Acquiring the clothing categories of the first clothing instance and the second clothing instance respectively;

The corresponding key points of the first clothing instance and the second clothing instance are respectively labeled based on the labeling rule of the clothing category.

The method according to claim 5, wherein after respectively marking the clothing category and key points of the first clothing instance and the second clothing instance, the method further includes:

The attribute information of each key point is marked, and the attribute information is used to indicate whether the key point is a visible point or an occluded point.

The method according to claim 6, wherein the annotation information marking the first clothing instance and the second clothing instance further includes:

The edge points and junction points of the first clothing instance and the second clothing instance are respectively marked, wherein the edge point refers to the point on the clothing image boundary of the clothing instance, and the junction point refers to The point where the first garment instance or the second garment instance intersects with other garment instances is used to draw the outline of the garment.

The method according to claim 7, wherein the respectively marking the clothing contour lines of the first clothing instance and the second clothing instance includes:

Based on the key points of the first clothing instance and the second clothing instance, the attribute information of each key point, the edge points and the junction points, respectively draw the clothing contour lines of the first clothing instance and the second clothing instance .

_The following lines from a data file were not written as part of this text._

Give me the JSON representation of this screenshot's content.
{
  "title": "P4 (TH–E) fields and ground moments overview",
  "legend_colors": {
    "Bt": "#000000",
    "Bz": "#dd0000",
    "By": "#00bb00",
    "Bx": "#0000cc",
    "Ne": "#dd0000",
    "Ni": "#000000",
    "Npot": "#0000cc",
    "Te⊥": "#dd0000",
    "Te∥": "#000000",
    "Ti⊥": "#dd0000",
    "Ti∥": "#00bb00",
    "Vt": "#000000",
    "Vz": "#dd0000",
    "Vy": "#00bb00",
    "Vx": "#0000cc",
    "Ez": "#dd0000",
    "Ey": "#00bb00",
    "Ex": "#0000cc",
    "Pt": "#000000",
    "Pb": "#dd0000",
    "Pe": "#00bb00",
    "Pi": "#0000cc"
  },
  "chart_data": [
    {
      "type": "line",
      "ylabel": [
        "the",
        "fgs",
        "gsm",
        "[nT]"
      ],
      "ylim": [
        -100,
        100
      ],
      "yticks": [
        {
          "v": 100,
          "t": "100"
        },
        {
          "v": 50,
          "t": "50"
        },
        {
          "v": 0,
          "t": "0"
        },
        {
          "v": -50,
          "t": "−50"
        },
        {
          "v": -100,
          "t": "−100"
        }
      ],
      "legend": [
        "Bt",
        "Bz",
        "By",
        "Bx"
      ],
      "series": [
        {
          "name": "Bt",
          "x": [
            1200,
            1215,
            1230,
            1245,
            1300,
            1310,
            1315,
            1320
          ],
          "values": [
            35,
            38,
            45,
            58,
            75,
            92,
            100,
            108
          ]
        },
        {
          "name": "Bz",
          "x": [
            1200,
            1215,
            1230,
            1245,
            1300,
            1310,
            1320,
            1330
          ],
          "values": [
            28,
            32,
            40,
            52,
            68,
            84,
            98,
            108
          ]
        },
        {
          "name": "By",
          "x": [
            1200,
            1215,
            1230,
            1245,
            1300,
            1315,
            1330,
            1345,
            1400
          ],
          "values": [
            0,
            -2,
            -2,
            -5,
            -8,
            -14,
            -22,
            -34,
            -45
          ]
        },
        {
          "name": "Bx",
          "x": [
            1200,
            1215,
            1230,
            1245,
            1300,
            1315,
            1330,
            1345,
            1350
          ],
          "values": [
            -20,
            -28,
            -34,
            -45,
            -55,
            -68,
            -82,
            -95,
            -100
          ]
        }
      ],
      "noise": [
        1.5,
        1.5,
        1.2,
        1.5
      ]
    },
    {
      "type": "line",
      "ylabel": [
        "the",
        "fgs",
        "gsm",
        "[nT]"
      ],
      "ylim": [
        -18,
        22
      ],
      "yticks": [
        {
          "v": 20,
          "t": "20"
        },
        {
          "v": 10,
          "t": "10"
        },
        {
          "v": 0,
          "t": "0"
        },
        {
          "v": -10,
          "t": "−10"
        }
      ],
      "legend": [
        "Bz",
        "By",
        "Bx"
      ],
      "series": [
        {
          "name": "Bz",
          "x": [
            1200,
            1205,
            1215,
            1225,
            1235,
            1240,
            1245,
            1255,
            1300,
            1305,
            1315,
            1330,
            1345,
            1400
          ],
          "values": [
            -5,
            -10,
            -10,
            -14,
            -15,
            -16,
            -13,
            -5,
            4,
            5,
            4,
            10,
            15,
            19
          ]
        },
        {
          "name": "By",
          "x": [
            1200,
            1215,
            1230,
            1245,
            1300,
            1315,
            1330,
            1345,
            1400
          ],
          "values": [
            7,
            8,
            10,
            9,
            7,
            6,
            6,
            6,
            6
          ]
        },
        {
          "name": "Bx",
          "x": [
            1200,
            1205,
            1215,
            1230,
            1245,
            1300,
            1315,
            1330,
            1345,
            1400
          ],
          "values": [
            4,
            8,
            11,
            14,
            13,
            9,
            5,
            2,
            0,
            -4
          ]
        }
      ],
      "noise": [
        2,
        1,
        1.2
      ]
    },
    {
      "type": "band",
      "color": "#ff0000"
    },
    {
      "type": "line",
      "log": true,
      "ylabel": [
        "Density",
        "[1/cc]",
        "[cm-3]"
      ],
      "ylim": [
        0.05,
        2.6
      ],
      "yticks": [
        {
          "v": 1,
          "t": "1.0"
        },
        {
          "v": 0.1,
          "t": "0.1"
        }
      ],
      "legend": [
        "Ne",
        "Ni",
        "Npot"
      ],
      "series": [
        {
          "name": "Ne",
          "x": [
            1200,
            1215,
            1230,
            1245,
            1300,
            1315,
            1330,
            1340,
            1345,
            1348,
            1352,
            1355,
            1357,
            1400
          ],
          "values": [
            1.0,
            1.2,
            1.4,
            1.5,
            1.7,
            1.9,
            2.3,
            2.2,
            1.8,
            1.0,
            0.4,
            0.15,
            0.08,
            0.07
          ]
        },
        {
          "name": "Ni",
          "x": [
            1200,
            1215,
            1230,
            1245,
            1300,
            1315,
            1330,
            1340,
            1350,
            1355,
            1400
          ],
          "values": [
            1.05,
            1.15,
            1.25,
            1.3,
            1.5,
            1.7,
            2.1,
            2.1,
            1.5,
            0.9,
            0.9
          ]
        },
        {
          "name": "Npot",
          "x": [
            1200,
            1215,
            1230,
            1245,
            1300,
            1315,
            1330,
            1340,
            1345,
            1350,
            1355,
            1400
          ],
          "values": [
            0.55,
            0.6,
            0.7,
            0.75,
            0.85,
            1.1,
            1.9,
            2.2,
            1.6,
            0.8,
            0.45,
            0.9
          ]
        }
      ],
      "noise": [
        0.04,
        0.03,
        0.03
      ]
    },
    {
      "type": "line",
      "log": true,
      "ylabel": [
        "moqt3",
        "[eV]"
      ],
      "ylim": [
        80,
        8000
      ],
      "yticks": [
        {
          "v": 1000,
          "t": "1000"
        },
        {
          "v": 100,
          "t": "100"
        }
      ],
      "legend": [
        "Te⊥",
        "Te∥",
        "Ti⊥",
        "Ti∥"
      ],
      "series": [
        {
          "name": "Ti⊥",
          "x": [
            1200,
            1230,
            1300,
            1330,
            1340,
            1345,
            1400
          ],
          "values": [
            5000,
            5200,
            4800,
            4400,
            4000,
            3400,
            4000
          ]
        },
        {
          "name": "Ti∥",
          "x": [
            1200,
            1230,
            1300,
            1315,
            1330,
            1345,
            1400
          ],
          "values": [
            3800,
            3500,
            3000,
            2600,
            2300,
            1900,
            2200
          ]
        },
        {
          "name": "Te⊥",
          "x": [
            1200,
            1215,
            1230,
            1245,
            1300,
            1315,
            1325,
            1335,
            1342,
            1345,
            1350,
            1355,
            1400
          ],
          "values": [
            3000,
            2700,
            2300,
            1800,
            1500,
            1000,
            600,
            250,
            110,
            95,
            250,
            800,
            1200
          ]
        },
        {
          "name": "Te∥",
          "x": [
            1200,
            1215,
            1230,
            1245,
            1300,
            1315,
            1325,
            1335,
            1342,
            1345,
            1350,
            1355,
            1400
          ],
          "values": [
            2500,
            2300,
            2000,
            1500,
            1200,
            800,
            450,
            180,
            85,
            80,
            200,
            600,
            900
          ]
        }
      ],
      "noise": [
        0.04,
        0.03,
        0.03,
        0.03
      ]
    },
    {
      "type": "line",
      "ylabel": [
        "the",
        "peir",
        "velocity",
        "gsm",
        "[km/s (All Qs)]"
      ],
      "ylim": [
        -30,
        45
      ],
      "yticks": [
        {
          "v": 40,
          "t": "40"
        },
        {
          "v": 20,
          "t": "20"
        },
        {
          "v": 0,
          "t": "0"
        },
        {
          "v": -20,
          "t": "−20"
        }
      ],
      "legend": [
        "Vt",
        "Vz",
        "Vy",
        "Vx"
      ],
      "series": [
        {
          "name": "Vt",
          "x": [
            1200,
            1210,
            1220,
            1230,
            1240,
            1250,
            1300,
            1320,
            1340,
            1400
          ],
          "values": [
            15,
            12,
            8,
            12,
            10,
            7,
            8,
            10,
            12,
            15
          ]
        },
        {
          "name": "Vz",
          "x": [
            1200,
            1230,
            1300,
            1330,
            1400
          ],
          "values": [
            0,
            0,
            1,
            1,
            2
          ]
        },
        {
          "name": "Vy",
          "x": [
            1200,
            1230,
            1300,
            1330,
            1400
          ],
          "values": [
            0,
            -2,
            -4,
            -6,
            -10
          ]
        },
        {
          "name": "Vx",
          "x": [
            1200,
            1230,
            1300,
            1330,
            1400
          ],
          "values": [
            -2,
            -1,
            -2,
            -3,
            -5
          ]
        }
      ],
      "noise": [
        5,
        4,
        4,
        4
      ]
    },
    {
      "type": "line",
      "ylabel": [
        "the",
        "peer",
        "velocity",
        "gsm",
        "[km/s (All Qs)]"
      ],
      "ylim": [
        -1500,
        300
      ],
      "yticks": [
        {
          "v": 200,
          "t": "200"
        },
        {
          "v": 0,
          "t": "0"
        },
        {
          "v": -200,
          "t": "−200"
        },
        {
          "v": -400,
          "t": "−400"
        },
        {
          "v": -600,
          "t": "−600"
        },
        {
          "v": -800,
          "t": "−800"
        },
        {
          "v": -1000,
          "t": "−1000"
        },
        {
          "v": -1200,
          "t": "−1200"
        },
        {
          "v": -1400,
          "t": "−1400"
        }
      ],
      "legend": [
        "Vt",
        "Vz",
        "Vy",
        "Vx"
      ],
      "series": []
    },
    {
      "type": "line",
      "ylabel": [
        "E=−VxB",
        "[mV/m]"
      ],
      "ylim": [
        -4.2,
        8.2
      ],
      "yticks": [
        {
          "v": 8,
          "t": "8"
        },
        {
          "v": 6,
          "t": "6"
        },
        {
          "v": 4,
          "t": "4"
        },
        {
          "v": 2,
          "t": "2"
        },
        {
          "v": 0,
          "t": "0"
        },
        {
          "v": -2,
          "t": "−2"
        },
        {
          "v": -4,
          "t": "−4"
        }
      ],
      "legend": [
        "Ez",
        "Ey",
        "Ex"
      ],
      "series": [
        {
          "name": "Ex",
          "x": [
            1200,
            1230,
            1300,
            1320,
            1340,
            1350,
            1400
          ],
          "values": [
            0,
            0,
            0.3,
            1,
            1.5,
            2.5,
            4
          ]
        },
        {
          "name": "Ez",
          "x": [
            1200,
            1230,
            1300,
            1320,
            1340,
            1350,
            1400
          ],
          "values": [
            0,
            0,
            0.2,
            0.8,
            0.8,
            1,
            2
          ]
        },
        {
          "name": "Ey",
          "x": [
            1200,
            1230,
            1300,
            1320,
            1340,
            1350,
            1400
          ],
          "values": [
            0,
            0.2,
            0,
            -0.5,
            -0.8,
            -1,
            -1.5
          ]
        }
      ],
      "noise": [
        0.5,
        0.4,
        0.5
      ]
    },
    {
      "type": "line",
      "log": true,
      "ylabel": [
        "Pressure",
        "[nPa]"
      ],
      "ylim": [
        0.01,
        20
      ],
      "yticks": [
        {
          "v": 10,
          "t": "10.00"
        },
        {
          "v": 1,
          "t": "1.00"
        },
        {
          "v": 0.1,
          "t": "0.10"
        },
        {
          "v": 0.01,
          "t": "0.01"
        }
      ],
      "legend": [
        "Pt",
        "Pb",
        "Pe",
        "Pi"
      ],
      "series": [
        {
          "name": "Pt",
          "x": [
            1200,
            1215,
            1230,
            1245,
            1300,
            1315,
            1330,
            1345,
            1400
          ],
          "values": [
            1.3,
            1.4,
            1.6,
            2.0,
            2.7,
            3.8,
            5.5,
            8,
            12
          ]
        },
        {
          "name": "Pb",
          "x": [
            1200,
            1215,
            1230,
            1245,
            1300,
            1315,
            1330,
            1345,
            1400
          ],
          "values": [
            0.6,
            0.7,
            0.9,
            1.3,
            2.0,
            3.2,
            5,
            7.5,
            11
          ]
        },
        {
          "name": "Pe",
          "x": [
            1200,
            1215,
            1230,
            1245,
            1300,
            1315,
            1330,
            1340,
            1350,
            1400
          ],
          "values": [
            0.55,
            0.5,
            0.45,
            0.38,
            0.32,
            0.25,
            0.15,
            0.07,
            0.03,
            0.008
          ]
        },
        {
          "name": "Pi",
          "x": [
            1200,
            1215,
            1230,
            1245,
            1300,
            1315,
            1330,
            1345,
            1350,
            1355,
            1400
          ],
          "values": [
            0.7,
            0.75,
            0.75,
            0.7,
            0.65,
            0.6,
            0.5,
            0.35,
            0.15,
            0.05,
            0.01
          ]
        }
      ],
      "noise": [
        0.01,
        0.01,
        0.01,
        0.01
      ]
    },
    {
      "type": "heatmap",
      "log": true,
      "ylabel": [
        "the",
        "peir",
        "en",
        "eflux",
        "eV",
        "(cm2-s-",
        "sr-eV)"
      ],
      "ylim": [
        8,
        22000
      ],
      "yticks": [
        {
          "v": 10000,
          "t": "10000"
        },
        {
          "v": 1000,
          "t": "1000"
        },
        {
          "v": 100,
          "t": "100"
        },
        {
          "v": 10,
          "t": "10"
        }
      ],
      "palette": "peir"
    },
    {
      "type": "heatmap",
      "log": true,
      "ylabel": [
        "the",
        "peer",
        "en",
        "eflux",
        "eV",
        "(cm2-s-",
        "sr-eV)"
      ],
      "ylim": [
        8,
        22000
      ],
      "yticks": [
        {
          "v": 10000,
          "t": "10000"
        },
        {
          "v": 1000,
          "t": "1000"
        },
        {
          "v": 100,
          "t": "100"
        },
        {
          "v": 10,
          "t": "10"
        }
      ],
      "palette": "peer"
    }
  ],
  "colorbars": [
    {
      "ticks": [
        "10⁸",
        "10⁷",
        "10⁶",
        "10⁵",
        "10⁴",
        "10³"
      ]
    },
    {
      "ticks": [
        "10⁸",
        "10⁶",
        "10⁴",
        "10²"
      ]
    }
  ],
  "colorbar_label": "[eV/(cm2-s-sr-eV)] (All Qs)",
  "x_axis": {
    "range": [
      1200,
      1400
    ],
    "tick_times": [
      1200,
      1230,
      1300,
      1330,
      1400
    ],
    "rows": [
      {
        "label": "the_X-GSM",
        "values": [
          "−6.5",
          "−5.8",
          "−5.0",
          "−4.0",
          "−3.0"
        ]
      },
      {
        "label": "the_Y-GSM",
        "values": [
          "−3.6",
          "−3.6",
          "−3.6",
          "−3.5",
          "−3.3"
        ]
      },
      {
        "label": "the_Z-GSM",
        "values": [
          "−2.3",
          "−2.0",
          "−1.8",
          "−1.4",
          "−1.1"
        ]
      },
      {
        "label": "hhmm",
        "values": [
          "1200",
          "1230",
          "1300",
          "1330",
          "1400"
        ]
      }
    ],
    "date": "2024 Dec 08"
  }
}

The method according to claim 8, wherein the respectively marking the segmentation mask annotations of the first clothing instance and the second clothing instance includes:

Respectively generating corresponding preliminary segmentation mask images based on the clothing contour lines of the first clothing instance and the second clothing instance;

Correcting the preliminary segmentation mask image to obtain the segmentation mask annotation.

The method according to any one of claims 1 to 9, wherein the pairing the first clothing image and the second clothing image comprises: matching the first clothing instance and the second clothing The instance is configured with the same product ID.

An image matching method, the method includes:

Receiving the third clothing image to be matched;

Extracting a third clothing instance from the third clothing image;

Acquiring annotation information of the third clothing instance;

Based on the annotation information of the third garment instance, a matched fourth garment instance is searched.

The method according to claim 11, wherein before extracting a third clothing instance from the third clothing image, the method further includes:

Perform feature extraction on the third clothing image.

The method according to claim 11 or 12, wherein the obtaining the annotation information of the third clothing instance includes:

Obtain the key points, the clothing category, the clothing bounding box, and the segmentation mask annotation of the third clothing instance.

The method according to claim 11 or 12, wherein the searching for a matched fourth clothing instance based on the annotation information of the third clothing instance includes:

Based on the annotation information of the third clothing instance and the annotation information of at least one clothing instance to be queried, determining the similarity information between the third clothing instance and each clothing instance to be queried;

Based on the similarity information between the third clothing instance and each clothing instance to be queried, a fourth clothing instance that matches the third clothing instance is determined.

A storage medium on which a computer program is stored, and the computer program enables a computer device to execute the method steps described in any one of claims 1 to 10, or the method described in any one of claims 11 to 14 step.

A computer device, the computer device includes a memory and a processor, the memory is stored with computer executable instructions, and the processor can implement request items 1 to 10 when running the computer executable instructions on the memory The method step described in any one of the above, or the method step described in any one of Claims 11 to 14.